A oggi, non è da escludere nemmeno una spaccatura fra Bonino e il resto di Più Europa, o fra Più Europa e Azione nel caso che domani Calenda decidesse di formare il terzo polo.
I sondaggi promuovono il terzo polo con IV
Eppure diversi esperti di sondaggi indicano come un polo socialista-liberale e libdem che si presentasse da solo, arriverebbe alla doppia cifra, fra il 10 e il 15% e forse anche più. Il dato più interessante è che diversi di quei voti sarebbero sottratti all’elettorato di Forza Italia e della Lega, spaesato più che mai dal tradimento di Berlusconi e Salvini contro Draghi. Un governo che continua a inanellare un successo economico dopo l’altro, perfino durante un periodo di siccità, inflazione, guerra e pandemia. Lo schiacciamento sulle posizioni di destra radicale di Meloni non piacciono a quei moderati che si auto-definiscono liberali e a molti imprenditori del Nord. Ai quali va però data un’alternativa credibile e solida da votare, se li si vuole sottrarre a Forza Italia e alla Lega.
Al contrario, se Azione rimarrà alleata in coalizione con Fratoianni, Geloni, Bersani e Bonelli, gli stessi esperti di sondaggi prevedono che la formazione di Calenda e Bonino rimarrà ampiamente sotto il 10% (c’è chi dice addirittura la metà) cedendo un 1-2% a Italia Viva se si presentasse da sola e, soprattutto, non strappando nemmeno un voto a Forza Italia e alla Lega.
Un’occasione storica per i libdem italiani
Insomma, la scelta di Calenda sembra richiedere non solo rispetto della propria parola e coerenza, ma anche un minimo di fiuto politico e di coraggio. Con lo spin e il cono di luce mediatico di cui Calenda e soci godono in questi giorni, l’ipotesi di raccogliere quelle 20.250 firme non appare proibitiva. Dunque, la scelta di Calenda è semplice, se lui ha un’oncia di capacità politica.
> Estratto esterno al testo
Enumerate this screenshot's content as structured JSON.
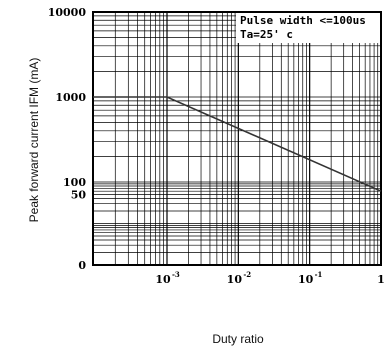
{
  "chart_data": {
    "type": "line",
    "xlabel": "Duty ratio",
    "ylabel": "Peak forward current IFM (mA)",
    "x_scale": "log",
    "y_scale": "log",
    "xlim": [
      0.0001,
      1
    ],
    "ylim": [
      1,
      10000
    ],
    "x_ticks": [
      {
        "value": 0.001,
        "base": "10",
        "exp": "-3"
      },
      {
        "value": 0.01,
        "base": "10",
        "exp": "-2"
      },
      {
        "value": 0.1,
        "base": "10",
        "exp": "-1"
      },
      {
        "value": 1,
        "base": "1",
        "exp": ""
      }
    ],
    "y_ticks": [
      {
        "value": 10000,
        "label": "10000"
      },
      {
        "value": 1000,
        "label": "1000"
      },
      {
        "value": 100,
        "label": "100"
      },
      {
        "value": 50,
        "label": "50"
      },
      {
        "value": 1,
        "label": "0"
      }
    ],
    "series": [
      {
        "x": [
          0.0001,
          0.001,
          1
        ],
        "y": [
          1000,
          1000,
          60
        ]
      }
    ],
    "annotations": [
      "Pulse width <=100us",
      "Ta=25' c"
    ],
    "grid": true
  },
  "colors": {
    "line": "#333333",
    "grid": "#000000"
  }
}
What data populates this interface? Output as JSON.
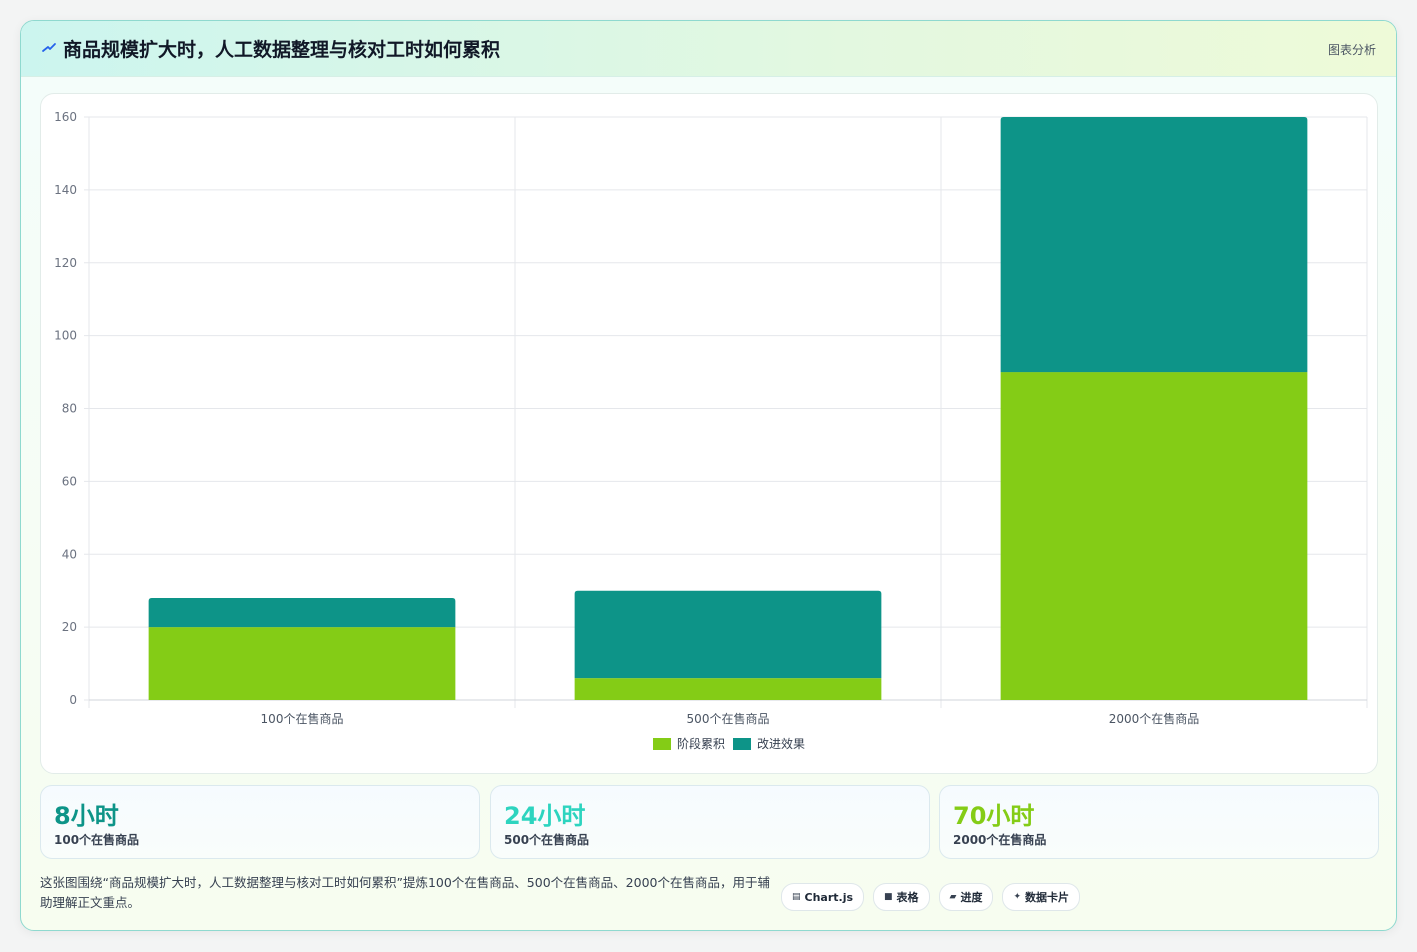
{
  "header": {
    "title": "商品规模扩大时，人工数据整理与核对工时如何累积",
    "tag": "图表分析"
  },
  "colors": {
    "stage": "#84cc16",
    "improve": "#0d9488",
    "stat1": "#0d9488",
    "stat2": "#2dd4bf",
    "stat3": "#84cc16"
  },
  "chart_data": {
    "type": "bar",
    "stacked": true,
    "categories": [
      "100个在售商品",
      "500个在售商品",
      "2000个在售商品"
    ],
    "series": [
      {
        "name": "阶段累积",
        "color": "#84cc16",
        "values": [
          20,
          6,
          90
        ]
      },
      {
        "name": "改进效果",
        "color": "#0d9488",
        "values": [
          8,
          24,
          70
        ]
      }
    ],
    "ylim": [
      0,
      160
    ],
    "yticks": [
      0,
      20,
      40,
      60,
      80,
      100,
      120,
      140,
      160
    ],
    "grid": true,
    "legend": "bottom-center"
  },
  "stats": [
    {
      "value": "8小时",
      "label": "100个在售商品"
    },
    {
      "value": "24小时",
      "label": "500个在售商品"
    },
    {
      "value": "70小时",
      "label": "2000个在售商品"
    }
  ],
  "footer": {
    "text": "这张图围绕“商品规模扩大时，人工数据整理与核对工时如何累积”提炼100个在售商品、500个在售商品、2000个在售商品，用于辅助理解正文重点。",
    "chips": [
      {
        "icon": "chart-icon",
        "glyph": "▤",
        "label": "Chart.js"
      },
      {
        "icon": "table-icon",
        "glyph": "■",
        "label": "表格"
      },
      {
        "icon": "progress-icon",
        "glyph": "▰",
        "label": "进度"
      },
      {
        "icon": "sparkle-icon",
        "glyph": "✦",
        "label": "数据卡片"
      }
    ]
  }
}
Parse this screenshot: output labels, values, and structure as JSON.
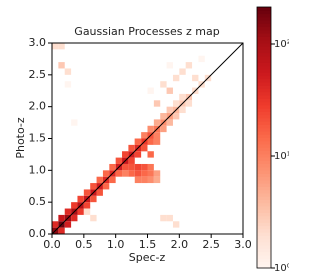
{
  "chart_data": {
    "type": "heatmap",
    "title": "Gaussian Processes z map",
    "xlabel": "Spec-z",
    "ylabel": "Photo-z",
    "bin_width": 0.1,
    "x": [
      0.05,
      0.15,
      0.25,
      0.35,
      0.45,
      0.55,
      0.65,
      0.75,
      0.85,
      0.95,
      1.05,
      1.15,
      1.25,
      1.35,
      1.45,
      1.55,
      1.65,
      1.75,
      1.85,
      1.95,
      2.05,
      2.15,
      2.25,
      2.35,
      2.45,
      0.05,
      0.15,
      0.25,
      0.35,
      0.45,
      0.55,
      0.65,
      0.75,
      0.85,
      0.95,
      1.05,
      1.15,
      1.25,
      1.35,
      1.45,
      1.55,
      1.65,
      1.75,
      1.85,
      1.95,
      2.05,
      0.15,
      0.25,
      0.35,
      0.45,
      0.55,
      0.65,
      0.75,
      0.85,
      0.95,
      1.05,
      1.15,
      1.25,
      1.35,
      1.45,
      1.55,
      1.65,
      1.75,
      1.85,
      1.95,
      2.05,
      2.15,
      1.25,
      1.35,
      1.45,
      1.35,
      1.45,
      1.55,
      1.45,
      1.55,
      1.65,
      1.55,
      1.65,
      1.25,
      1.35,
      1.15,
      1.55,
      1.45,
      1.35,
      1.65,
      1.65,
      1.85,
      1.95,
      2.05,
      2.15,
      1.75,
      2.25,
      1.55,
      2.35,
      1.85,
      2.05,
      0.15,
      0.25,
      0.05,
      0.15,
      0.25,
      0.35,
      1.75,
      1.85,
      1.95,
      0.55,
      0.65
    ],
    "y": [
      0.05,
      0.15,
      0.25,
      0.35,
      0.45,
      0.55,
      0.65,
      0.75,
      0.85,
      0.95,
      1.05,
      1.15,
      1.25,
      1.35,
      1.45,
      1.55,
      1.65,
      1.75,
      1.85,
      1.95,
      2.05,
      2.15,
      2.25,
      2.35,
      2.45,
      0.15,
      0.25,
      0.35,
      0.45,
      0.55,
      0.65,
      0.75,
      0.85,
      0.95,
      1.05,
      1.15,
      1.25,
      1.35,
      1.45,
      1.55,
      1.65,
      1.75,
      1.85,
      1.95,
      2.05,
      2.15,
      0.05,
      0.15,
      0.25,
      0.35,
      0.45,
      0.55,
      0.65,
      0.75,
      0.85,
      0.95,
      1.05,
      1.15,
      1.25,
      1.35,
      1.45,
      1.55,
      1.65,
      1.75,
      1.85,
      1.95,
      2.05,
      0.95,
      0.95,
      0.95,
      1.05,
      1.05,
      1.05,
      0.85,
      0.85,
      0.85,
      0.95,
      0.95,
      1.05,
      0.85,
      0.95,
      1.25,
      1.35,
      1.45,
      1.45,
      2.05,
      2.25,
      2.45,
      2.55,
      2.65,
      2.35,
      2.45,
      2.25,
      2.75,
      2.65,
      2.15,
      2.65,
      2.55,
      2.95,
      2.95,
      2.35,
      1.75,
      0.25,
      0.25,
      0.15,
      0.35,
      0.25
    ],
    "values": [
      150,
      200,
      120,
      100,
      80,
      60,
      60,
      50,
      40,
      40,
      50,
      60,
      50,
      40,
      30,
      20,
      12,
      8,
      6,
      4,
      3,
      3,
      2,
      2,
      2,
      40,
      60,
      40,
      30,
      25,
      20,
      20,
      15,
      15,
      15,
      20,
      25,
      20,
      15,
      10,
      8,
      5,
      4,
      3,
      2,
      2,
      40,
      50,
      40,
      30,
      25,
      20,
      20,
      15,
      15,
      15,
      20,
      25,
      25,
      20,
      15,
      10,
      6,
      4,
      3,
      2,
      2,
      15,
      20,
      15,
      25,
      20,
      12,
      10,
      8,
      5,
      12,
      6,
      20,
      10,
      10,
      15,
      20,
      15,
      10,
      3,
      3,
      2,
      2,
      2,
      2,
      2,
      1,
      1,
      1,
      2,
      3,
      2,
      2,
      2,
      1,
      1,
      2,
      2,
      2,
      2,
      2
    ],
    "xlim": [
      0,
      3
    ],
    "ylim": [
      0,
      3
    ],
    "xticks": [
      {
        "value": 0,
        "label": "0.0"
      },
      0.5,
      {
        "value": 1,
        "label": "1.0"
      },
      1.5,
      {
        "value": 2,
        "label": "2.0"
      },
      2.5,
      {
        "value": 3,
        "label": "3.0"
      }
    ],
    "yticks": [
      {
        "value": 0,
        "label": "0.0"
      },
      0.5,
      {
        "value": 1,
        "label": "1.0"
      },
      1.5,
      {
        "value": 2,
        "label": "2.0"
      },
      2.5,
      {
        "value": 3,
        "label": "3.0"
      }
    ],
    "colormap": "Reds",
    "color_scale": "log",
    "clim": [
      1,
      214
    ],
    "cticks": [
      {
        "value": 1,
        "label": "10⁰"
      },
      {
        "value": 10,
        "label": "10¹"
      },
      {
        "value": 100,
        "label": "10²"
      }
    ],
    "diagonal": true
  }
}
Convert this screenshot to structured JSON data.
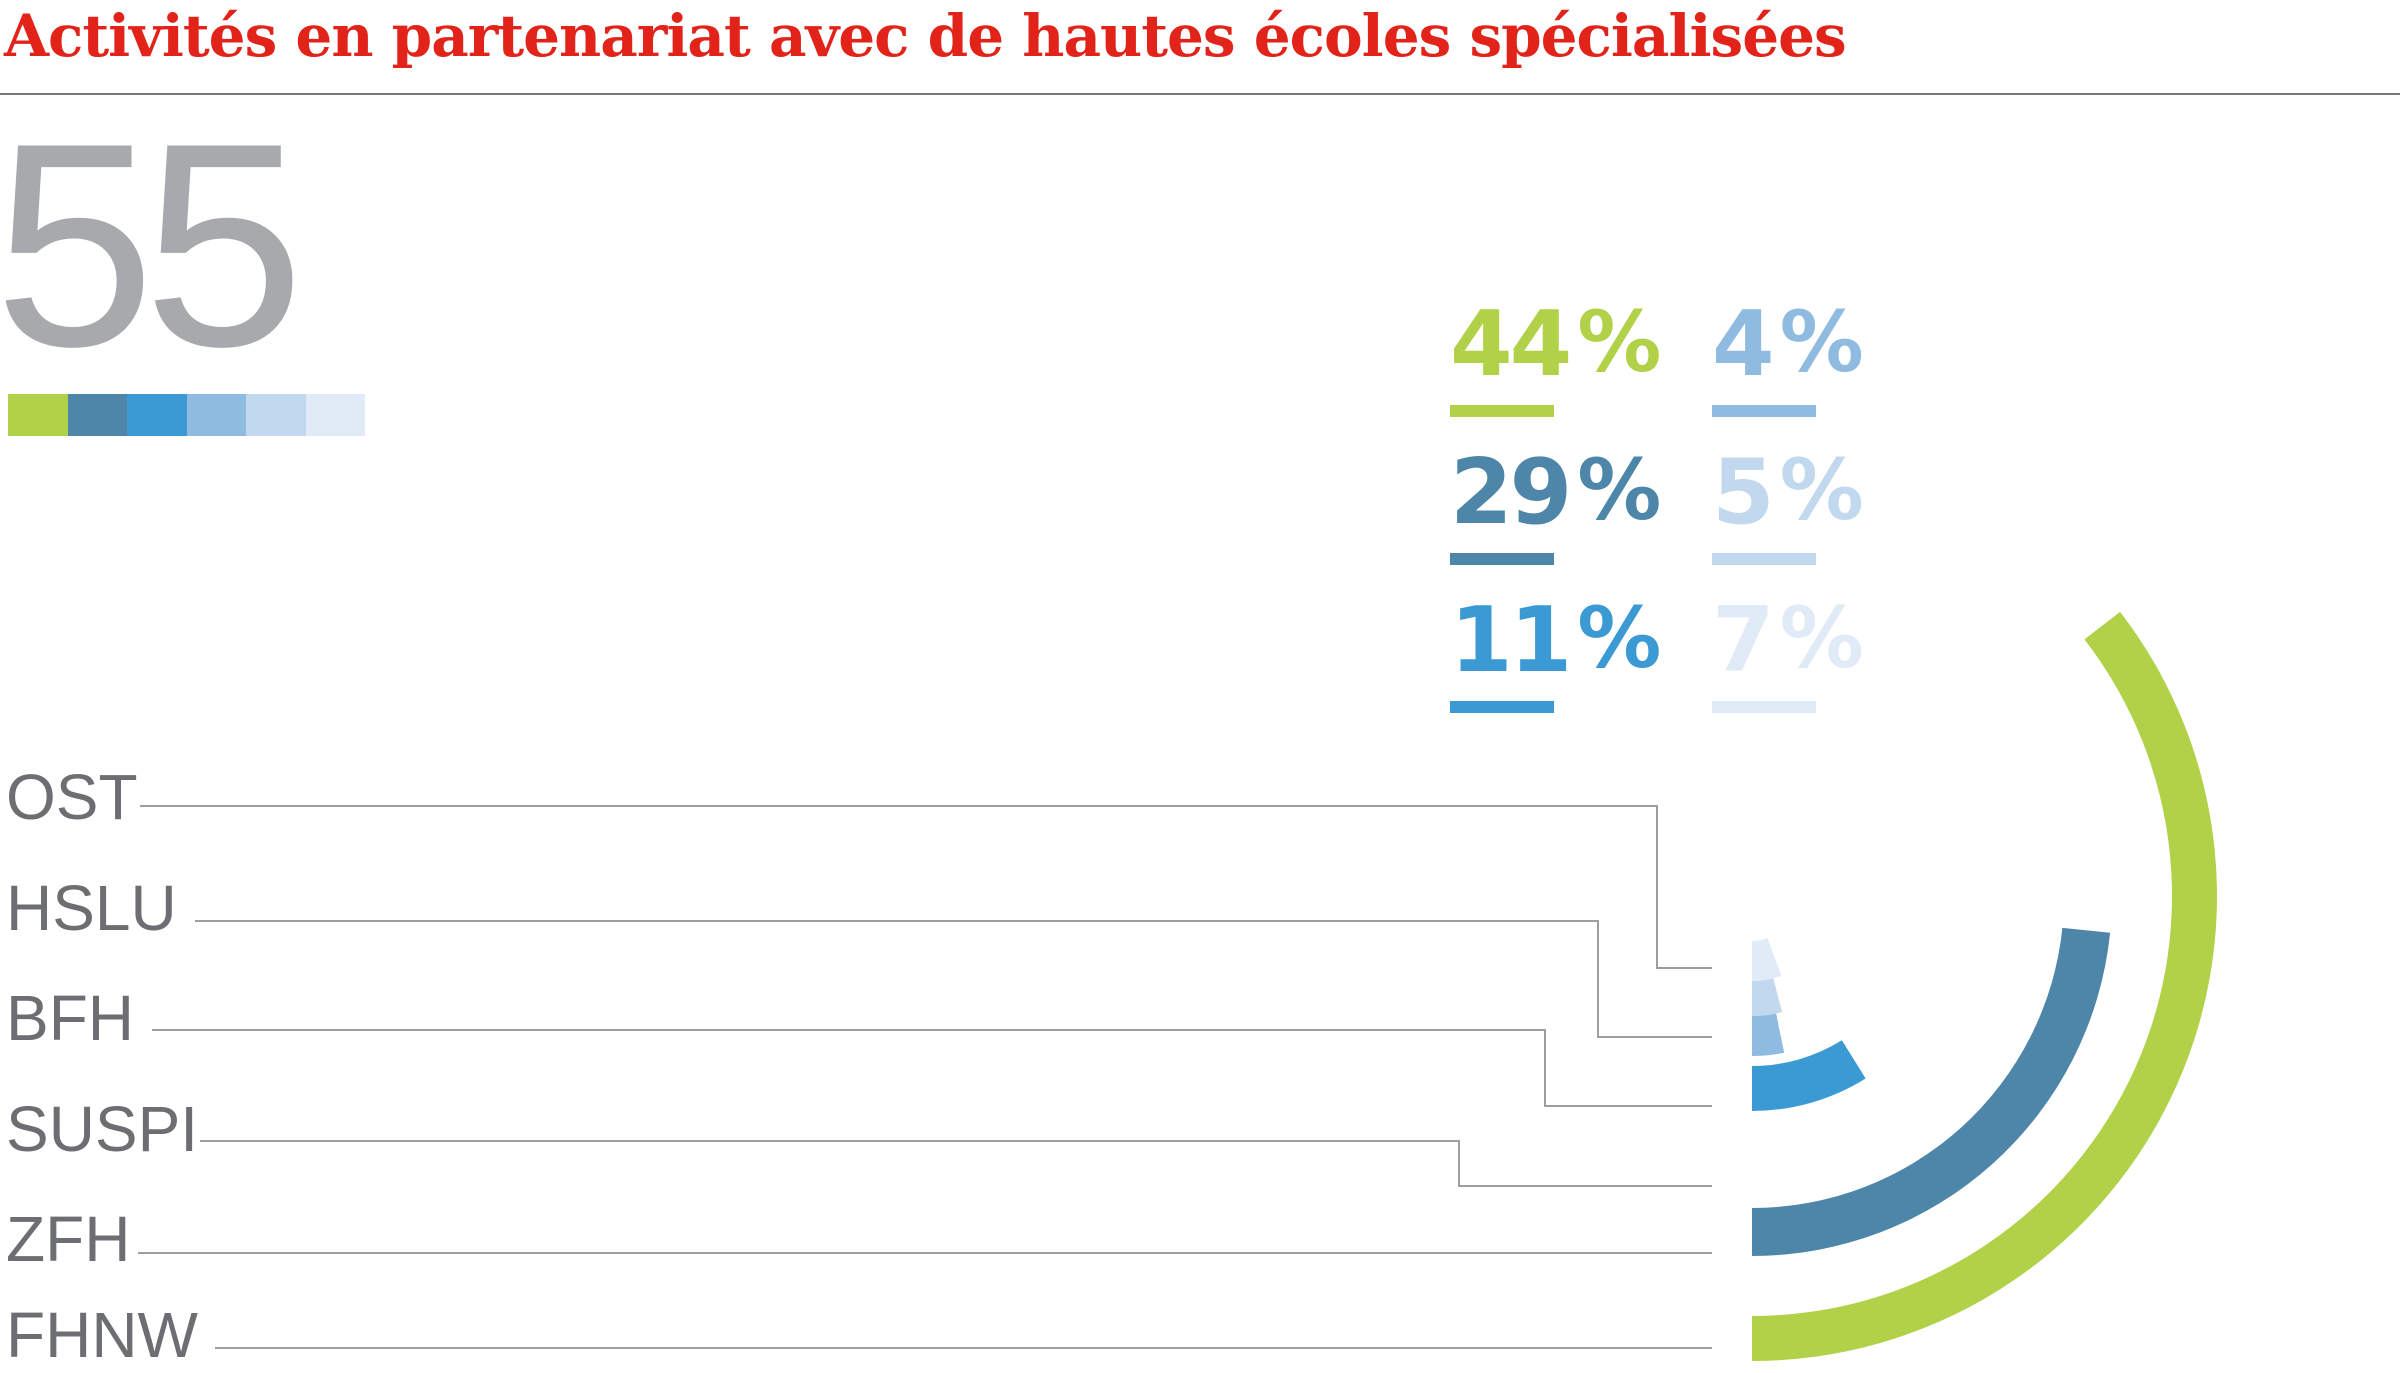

Se nascerà un terzo polo libdem e questo andrà in doppia cifra, sarà un fatto politico che avrà conseguenze sulla vita politica italiana dei prossimi 20 anni. Se invece Calenda resterà sotto l’ombrello di Letta, Fratoianni e Bersani sarà l’ennesimo fallimento, l’ennesima delusione per quell’elettorato libdem italiano che non trova soddisfazione dai tempi di quell’8,5% che premiò la Lista Bonino alle Europee del 1999.